Tesla shares fell 0.5% in extended trading. The company’s stock took its worst fall last year, hit by demand concerns and CEO Elon Musk’s takeover of Twitter, fueling investor concerns that he would be distracted from running Tesla.

In general, margins are expected to be further squeezed by the aggressive price cuts. Tesla, which had made a series of price increases since early 2021, turned the tide and offered discounts in the United States in December, followed by price cuts of as much as 20% this month.

The company said revenue was $24.32 billion for the three months ended Dec. 31, compared to the median analyst estimate of $24.16 billion, according to IBES data from Refinitiv.

Tesla said fourth-quarter automotive margin was 25.9%, the lowest in two years.
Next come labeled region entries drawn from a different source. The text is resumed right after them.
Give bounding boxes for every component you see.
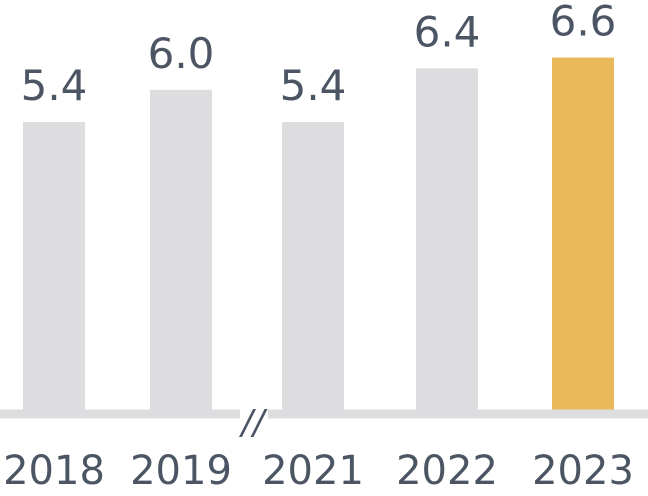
x-tick-label-2018: 2018 (3, 448, 105, 494)
bar-2022 (416, 68, 478, 412)
value-label-2023: 6.6 (550, 0, 617, 46)
value-label-2021: 5.4 (280, 61, 347, 110)
bar-2023 (552, 57, 614, 413)
x-tick-label-2019: 2019 (130, 448, 232, 494)
bar-2018 (23, 122, 85, 413)
value-labels-group: 5.4 6.0 5.4 6.4 6.6 (21, 0, 617, 110)
x-tick-label-2023: 2023 (532, 448, 634, 494)
value-label-2019: 6.0 (148, 29, 215, 78)
value-label-2022: 6.4 (414, 7, 481, 56)
bar-2021 (282, 122, 344, 413)
value-label-2018: 5.4 (21, 61, 88, 110)
axis-break-mark: // (239, 403, 268, 443)
x-tick-label-2022: 2022 (396, 448, 498, 494)
bar-2019 (150, 89, 212, 413)
x-tick-label-2021: 2021 (262, 448, 364, 494)
bars-group (23, 57, 614, 413)
x-tick-labels-group: 2018 2019 2021 2022 2023 (3, 448, 634, 494)
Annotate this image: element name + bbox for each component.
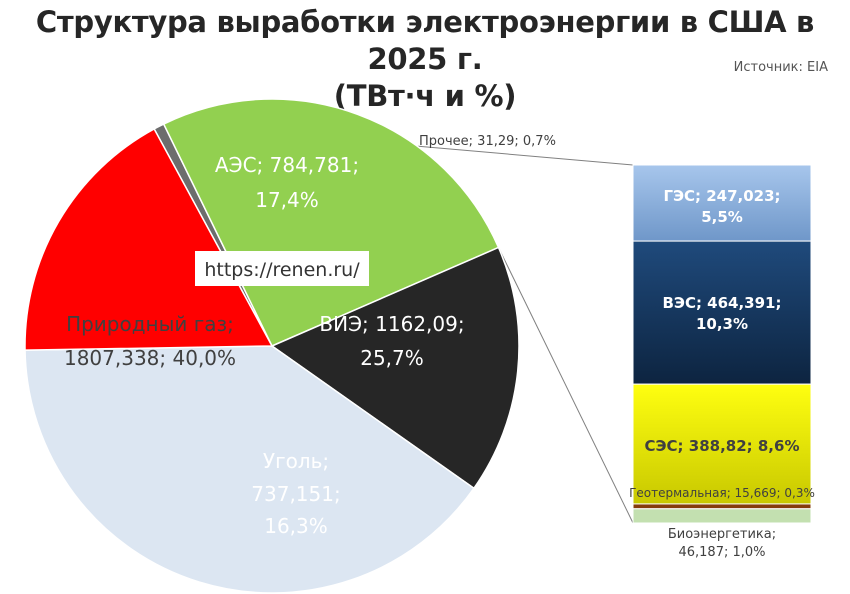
data-labels: ВИЭ; 1162,09; 25,7% Уголь; 737,151; 16,3% При… [64,134,815,560]
pie-label-ВИЭ-0: ВИЭ; 1162,09; [319,312,464,336]
pie-label-Природный газ-1: 1807,338; 40,0% [64,346,236,370]
chart-title-line1: Структура выработки электроэнергии в США… [35,5,815,76]
pie-slices [24,98,520,594]
pie-slice-2 [270,246,520,490]
bar-segment-3 [632,503,812,510]
pie-label-ВИЭ-1: 25,7% [360,346,424,370]
bar-segment-1 [632,240,812,385]
pie-label-Уголь-0: Уголь; [263,449,329,473]
chart-title-line2: (ТВт·ч и %) [333,79,517,113]
bar-label-Геотермальная-0: Геотермальная; 15,669; 0,3% [629,486,815,500]
pie-label-Уголь-1: 737,151; [251,482,340,506]
bar-label-Биоэнергетика-1: 46,187; 1,0% [678,545,765,560]
bar-label-ВЭС-1: 10,3% [696,315,748,333]
pie-slice-4 [24,127,274,351]
pie-label-АЭС-0: АЭС; 784,781; [215,153,359,177]
bar-segment-4 [632,508,812,524]
pie-label-other: Прочее; 31,29; 0,7% [419,134,556,149]
connector-bottom [498,247,634,524]
source-label: Источник: EIA [733,60,828,75]
pie-label-Природный газ-0: Природный газ; [66,312,234,336]
chart-title: Структура выработки электроэнергии в США… [0,4,850,115]
bar-label-ГЭС-1: 5,5% [701,208,743,226]
bar-label-ВЭС-0: ВЭС; 464,391; [663,294,782,312]
bar-label-СЭС-0: СЭС; 388,82; 8,6% [645,437,800,455]
watermark: https://renen.ru/ [195,251,369,286]
pie-label-АЭС-1: 17,4% [255,188,319,212]
watermark-text: https://renen.ru/ [204,259,360,281]
pie-slice-3 [24,345,475,594]
pie-label-Уголь-2: 16,3% [264,514,328,538]
bar-segment-2 [632,383,812,505]
bar-label-Биоэнергетика-0: Биоэнергетика; [668,527,776,542]
stacked-bar [632,164,812,524]
bar-label-ГЭС-0: ГЭС; 247,023; [663,187,780,205]
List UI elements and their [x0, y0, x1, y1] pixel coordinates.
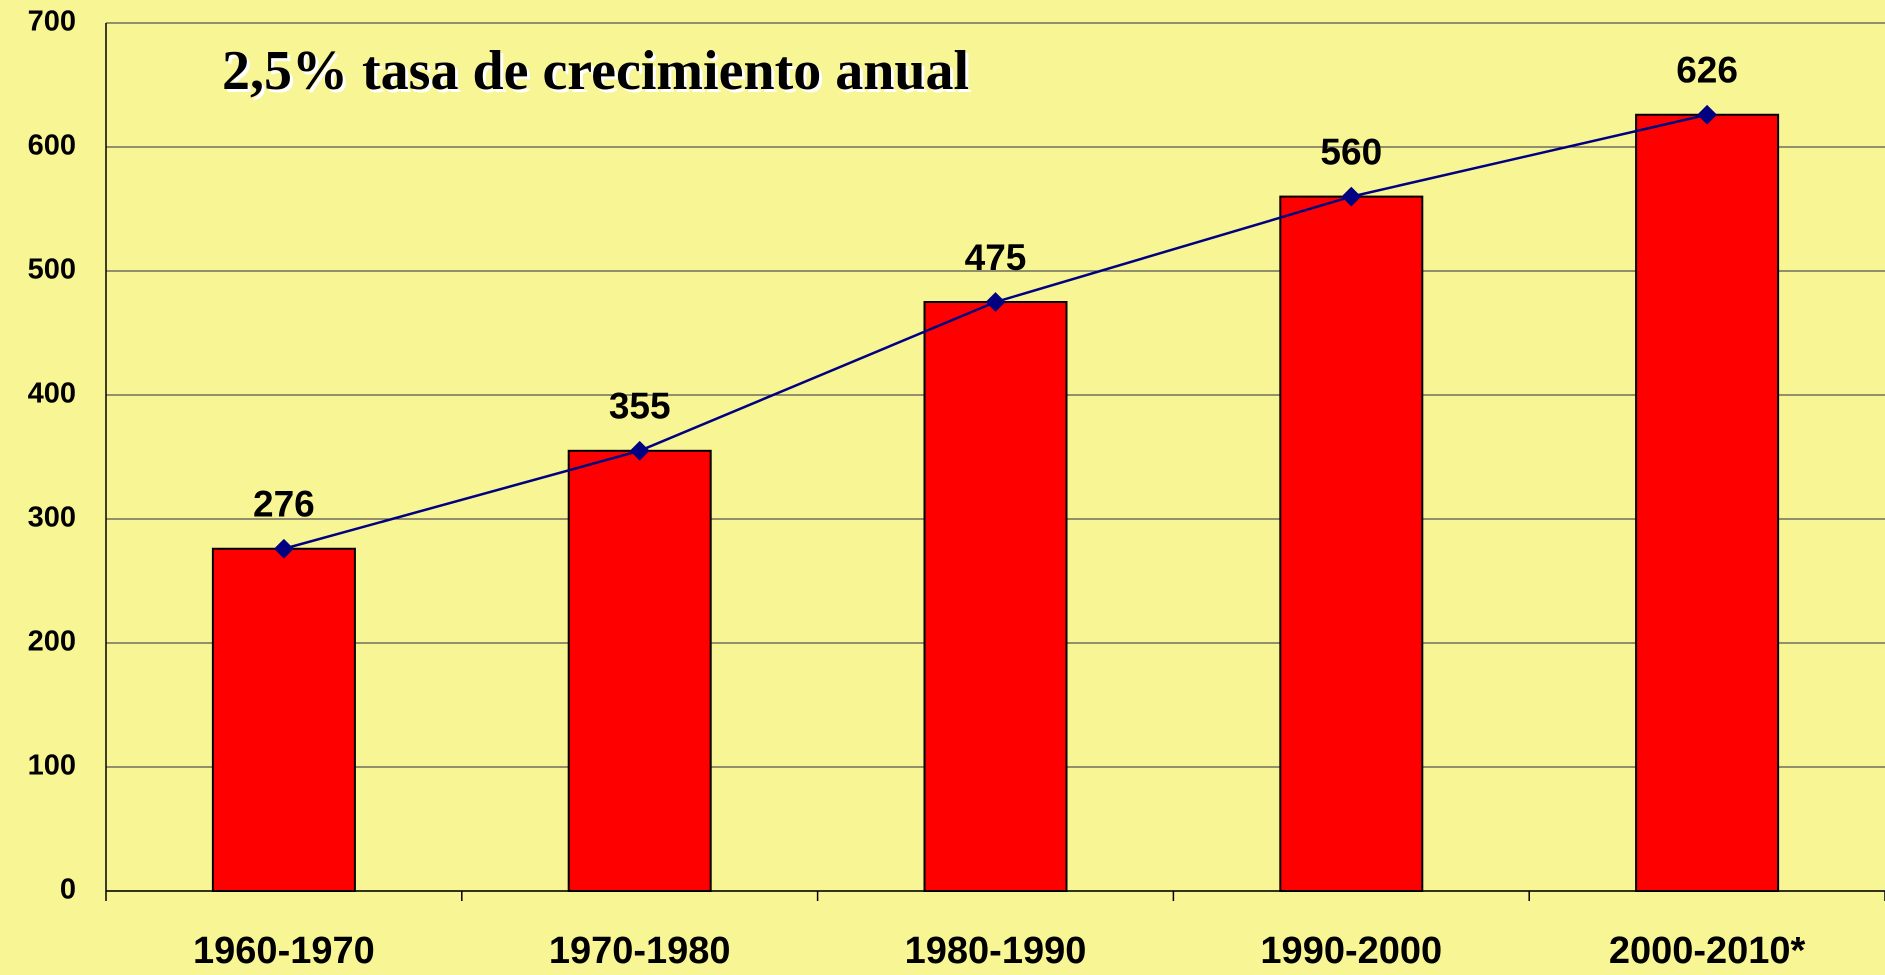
- y-tick-label: 300: [28, 502, 76, 534]
- y-tick-label: 700: [28, 6, 76, 38]
- data-label: 276: [253, 484, 315, 525]
- chart-title-shadow: 2,5% tasa de crecimiento anual: [225, 43, 972, 105]
- axes: [105, 23, 1885, 901]
- x-tick-label: 1970-1980: [549, 930, 731, 972]
- bar: [923, 301, 1068, 892]
- line-marker: [1341, 186, 1362, 207]
- chart-title: 2,5% tasa de crecimiento anual: [222, 40, 969, 102]
- x-tick-label: 1980-1990: [905, 930, 1087, 972]
- y-tick-label: 0: [60, 874, 76, 906]
- data-label: 626: [1676, 50, 1738, 91]
- bar: [1279, 195, 1424, 893]
- y-tick-label: 600: [28, 130, 76, 162]
- x-tick-label: 1990-2000: [1260, 930, 1442, 972]
- bar: [567, 449, 712, 892]
- y-tick-label: 500: [28, 254, 76, 286]
- labels: 0 100 200 300 400 500 600 700 1960-1970 276 1970-1…: [28, 6, 1806, 972]
- data-label: 475: [965, 237, 1027, 278]
- y-tick-label: 100: [28, 750, 76, 782]
- line-marker: [629, 440, 650, 461]
- y-tick-label: 400: [28, 378, 76, 410]
- line-marker: [1697, 104, 1717, 125]
- bars: [211, 113, 1780, 893]
- x-tick-label: 1960-1970: [193, 930, 375, 972]
- data-label: 355: [609, 386, 671, 427]
- y-tick-label: 200: [28, 626, 76, 658]
- bar: [1635, 113, 1780, 892]
- bar: [211, 547, 356, 892]
- line-marker: [985, 292, 1006, 312]
- line-layer: [274, 104, 1717, 559]
- x-tick-label: 2000-2010*: [1609, 930, 1806, 972]
- line-marker: [274, 538, 294, 559]
- data-label: 560: [1320, 131, 1382, 172]
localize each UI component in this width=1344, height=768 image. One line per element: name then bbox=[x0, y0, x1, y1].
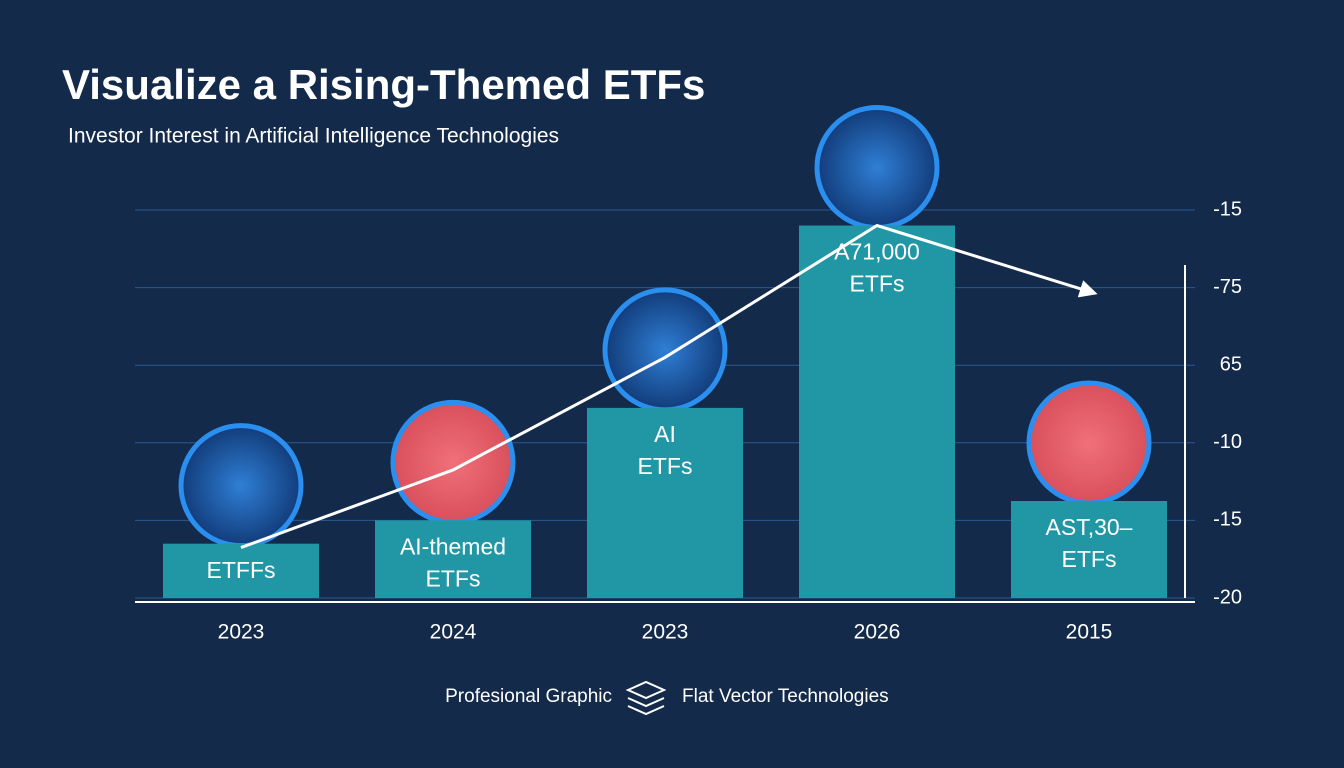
bar-label: ETFFs bbox=[207, 557, 276, 583]
bar bbox=[163, 543, 319, 598]
x-tick-label: 2023 bbox=[218, 621, 265, 644]
y-tick-label: -75 bbox=[1213, 276, 1242, 298]
x-tick-label: 2015 bbox=[1066, 621, 1113, 644]
bar bbox=[587, 407, 743, 598]
icon-circle bbox=[602, 287, 728, 413]
y-tick-label: -10 bbox=[1213, 431, 1242, 453]
footer-left: Profesional Graphic bbox=[445, 686, 612, 707]
bar-label: AST,30– bbox=[1046, 514, 1133, 540]
bar-label: ETFs bbox=[426, 565, 481, 591]
bar-label: ETFs bbox=[850, 271, 905, 297]
footer-icon bbox=[625, 680, 667, 716]
chart-title: Visualize a Rising-Themed ETFs bbox=[62, 61, 705, 108]
icon-circle bbox=[178, 423, 304, 549]
y-tick-label: 65 bbox=[1220, 353, 1242, 375]
icon-circle bbox=[390, 399, 516, 525]
bar bbox=[799, 225, 955, 598]
bar-label: ETFs bbox=[1062, 546, 1117, 572]
x-tick-label: 2024 bbox=[430, 621, 477, 644]
icon-circle bbox=[814, 105, 940, 231]
bar bbox=[1011, 501, 1167, 598]
y-tick-label: -15 bbox=[1213, 509, 1242, 531]
footer-right: Flat Vector Technologies bbox=[682, 686, 889, 707]
bar bbox=[375, 520, 531, 598]
icon-circle bbox=[1026, 380, 1152, 506]
y-tick-label: -20 bbox=[1213, 586, 1242, 608]
plot: -20 -15 -10 65 -75 -15 2023 ETFFs 2024 AI-themed E… bbox=[135, 105, 1242, 644]
x-tick-label: 2026 bbox=[854, 621, 901, 644]
chart-subtitle: Investor Interest in Artificial Intellig… bbox=[68, 125, 559, 148]
bar-label: AI-themed bbox=[400, 533, 506, 559]
x-tick-label: 2023 bbox=[642, 621, 689, 644]
bar-label: ETFs bbox=[638, 453, 693, 479]
bar-label: AI bbox=[654, 421, 676, 447]
y-tick-label: -15 bbox=[1213, 198, 1242, 220]
trend-line bbox=[240, 223, 1098, 549]
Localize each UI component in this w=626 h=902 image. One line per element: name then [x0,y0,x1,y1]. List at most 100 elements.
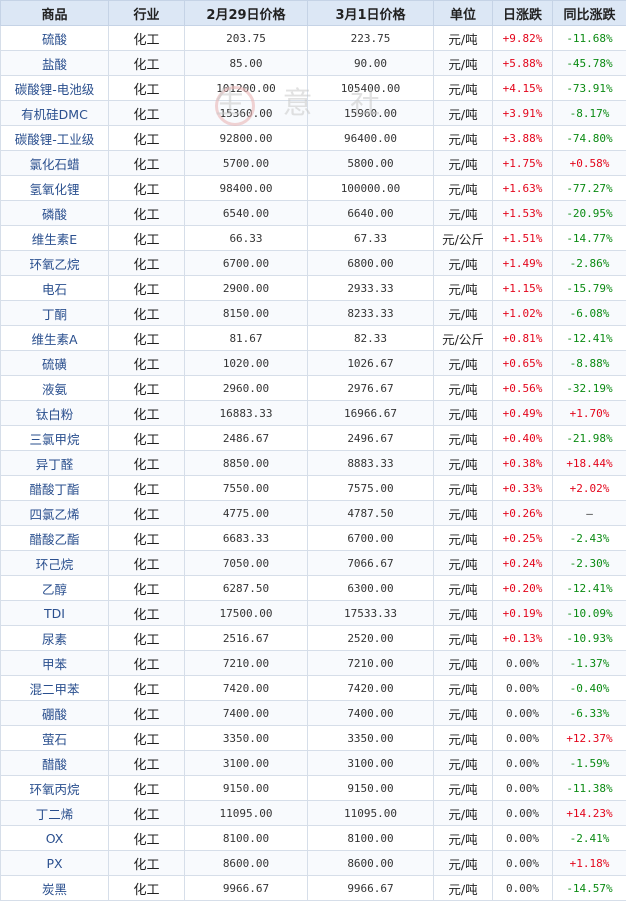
table-row: 维生素A 化工 81.67 82.33 元/公斤 +0.81% -12.41% [0,325,626,351]
price-mar1-cell: 7066.67 [307,550,434,576]
product-name-link[interactable]: 氯化石蜡 [0,150,109,176]
price-mar1-cell: 2933.33 [307,275,434,301]
unit-cell: 元/吨 [433,750,493,776]
yoy-change-cell: -45.78% [552,50,626,76]
product-name-link[interactable]: 醋酸乙酯 [0,525,109,551]
header-unit[interactable]: 单位 [433,0,493,26]
price-feb29-cell: 6700.00 [184,250,308,276]
table-row: 四氯乙烯 化工 4775.00 4787.50 元/吨 +0.26% — [0,500,626,526]
product-name-link[interactable]: 环己烷 [0,550,109,576]
yoy-change-cell: +2.02% [552,475,626,501]
table-row: 碳酸锂-电池级 化工 101200.00 105400.00 元/吨 +4.15% -73.… [0,75,626,101]
price-mar1-cell: 11095.00 [307,800,434,826]
table-row: 环己烷 化工 7050.00 7066.67 元/吨 +0.24% -2.30% [0,550,626,576]
yoy-change-cell: -14.57% [552,875,626,901]
price-feb29-cell: 203.75 [184,25,308,51]
table-row: 盐酸 化工 85.00 90.00 元/吨 +5.88% -45.78% [0,50,626,76]
unit-cell: 元/吨 [433,700,493,726]
daily-change-cell: 0.00% [492,850,553,876]
unit-cell: 元/吨 [433,100,493,126]
price-mar1-cell: 6800.00 [307,250,434,276]
product-name-link[interactable]: 炭黑 [0,875,109,901]
table-row: 混二甲苯 化工 7420.00 7420.00 元/吨 0.00% -0.40% [0,675,626,701]
industry-cell: 化工 [108,500,185,526]
product-name-link[interactable]: 环氧丙烷 [0,775,109,801]
yoy-change-cell: +0.58% [552,150,626,176]
product-name-link[interactable]: 硫酸 [0,25,109,51]
industry-cell: 化工 [108,125,185,151]
price-feb29-cell: 7420.00 [184,675,308,701]
yoy-change-cell: +1.70% [552,400,626,426]
unit-cell: 元/吨 [433,300,493,326]
daily-change-cell: +3.91% [492,100,553,126]
price-feb29-cell: 8600.00 [184,850,308,876]
daily-change-cell: +9.82% [492,25,553,51]
price-feb29-cell: 3350.00 [184,725,308,751]
table-row: 氢氧化锂 化工 98400.00 100000.00 元/吨 +1.63% -77.27% [0,175,626,201]
product-name-link[interactable]: 混二甲苯 [0,675,109,701]
daily-change-cell: +1.51% [492,225,553,251]
industry-cell: 化工 [108,475,185,501]
header-yoy-change[interactable]: 同比涨跌 [552,0,626,26]
daily-change-cell: 0.00% [492,775,553,801]
header-price-feb29[interactable]: 2月29日价格 [184,0,308,26]
product-name-link[interactable]: PX [0,850,109,876]
product-name-link[interactable]: 醋酸 [0,750,109,776]
product-name-link[interactable]: 三氯甲烷 [0,425,109,451]
yoy-change-cell: -15.79% [552,275,626,301]
price-mar1-cell: 7420.00 [307,675,434,701]
product-name-link[interactable]: 有机硅DMC [0,100,109,126]
product-name-link[interactable]: 磷酸 [0,200,109,226]
product-name-link[interactable]: 萤石 [0,725,109,751]
industry-cell: 化工 [108,350,185,376]
price-mar1-cell: 9966.67 [307,875,434,901]
price-feb29-cell: 9966.67 [184,875,308,901]
header-daily-change[interactable]: 日涨跌 [492,0,553,26]
product-name-link[interactable]: 盐酸 [0,50,109,76]
product-name-link[interactable]: 钛白粉 [0,400,109,426]
product-name-link[interactable]: 醋酸丁酯 [0,475,109,501]
price-feb29-cell: 7210.00 [184,650,308,676]
header-price-mar1[interactable]: 3月1日价格 [307,0,434,26]
header-product[interactable]: 商品 [0,0,109,26]
product-name-link[interactable]: 环氧乙烷 [0,250,109,276]
product-name-link[interactable]: 维生素E [0,225,109,251]
product-name-link[interactable]: 尿素 [0,625,109,651]
industry-cell: 化工 [108,800,185,826]
daily-change-cell: +0.49% [492,400,553,426]
product-name-link[interactable]: 氢氧化锂 [0,175,109,201]
yoy-change-cell: +12.37% [552,725,626,751]
table-row: TDI 化工 17500.00 17533.33 元/吨 +0.19% -10.09% [0,600,626,626]
price-feb29-cell: 11095.00 [184,800,308,826]
product-name-link[interactable]: 碳酸锂-工业级 [0,125,109,151]
daily-change-cell: +1.15% [492,275,553,301]
product-name-link[interactable]: 异丁醛 [0,450,109,476]
daily-change-cell: +0.26% [492,500,553,526]
unit-cell: 元/吨 [433,550,493,576]
unit-cell: 元/吨 [433,25,493,51]
product-name-link[interactable]: 硫磺 [0,350,109,376]
product-name-link[interactable]: 四氯乙烯 [0,500,109,526]
table-row: 尿素 化工 2516.67 2520.00 元/吨 +0.13% -10.93% [0,625,626,651]
product-name-link[interactable]: 丁二烯 [0,800,109,826]
product-name-link[interactable]: 甲苯 [0,650,109,676]
table-row: 有机硅DMC 化工 15360.00 15960.00 元/吨 +3.91% -8.17% [0,100,626,126]
product-name-link[interactable]: 电石 [0,275,109,301]
industry-cell: 化工 [108,875,185,901]
product-name-link[interactable]: 碳酸锂-电池级 [0,75,109,101]
product-name-link[interactable]: 维生素A [0,325,109,351]
daily-change-cell: 0.00% [492,725,553,751]
header-industry[interactable]: 行业 [108,0,185,26]
product-name-link[interactable]: 乙醇 [0,575,109,601]
table-row: 环氧乙烷 化工 6700.00 6800.00 元/吨 +1.49% -2.86% [0,250,626,276]
product-name-link[interactable]: TDI [0,600,109,626]
table-header-row: 商品 行业 2月29日价格 3月1日价格 单位 日涨跌 同比涨跌 [0,0,626,26]
daily-change-cell: +0.81% [492,325,553,351]
product-name-link[interactable]: OX [0,825,109,851]
product-name-link[interactable]: 液氨 [0,375,109,401]
table-row: 液氨 化工 2960.00 2976.67 元/吨 +0.56% -32.19% [0,375,626,401]
product-name-link[interactable]: 硼酸 [0,700,109,726]
daily-change-cell: 0.00% [492,750,553,776]
daily-change-cell: +0.56% [492,375,553,401]
product-name-link[interactable]: 丁酮 [0,300,109,326]
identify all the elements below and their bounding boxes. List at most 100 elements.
Tesla offered discounts in its top markets during the quarter after strong orders helped the company maintain and even raise prices in recent years. CEO Elon Musk said in December that “radical interest rate changes” had affected the affordability of all cars.

The EV maker delivered a record 405,278 vehicles to customers in the fourth quarter, even as the company fell short of its 50% annual growth target.

Net income for the quarter was $3.69 billion, or $1.07 per share, compared to $2.32 billion, or 68 cents per share, a year earlier. Adjusted earnings per share of $1.19 beat the Wall Street analyst average of $1.13.

Tesla’s full-year earnings were supported by $1.78 billion in regulatory credits, up 21% from a year ago.

Its year-end cash balance of $22.2 billion and up to $7 billion in funds available in a new credit facility the company announced Wednesday give it ammunition to fight the price war it started earlier this month.

Tesla strengthened its balance sheet by accessing $7 billion through a new credit facility. Tesla ended 2022 with just over $22 billion in cash and cash equivalents.

“Tesla’s plans to rapidly scale production will only drive earnings growth if the demand is there to meet it. Even a small cooling in demand will have a significant impact on the company’s bottom line,” said Sophie Lund-Yates, an analyst. at Hargreaves Lansdown.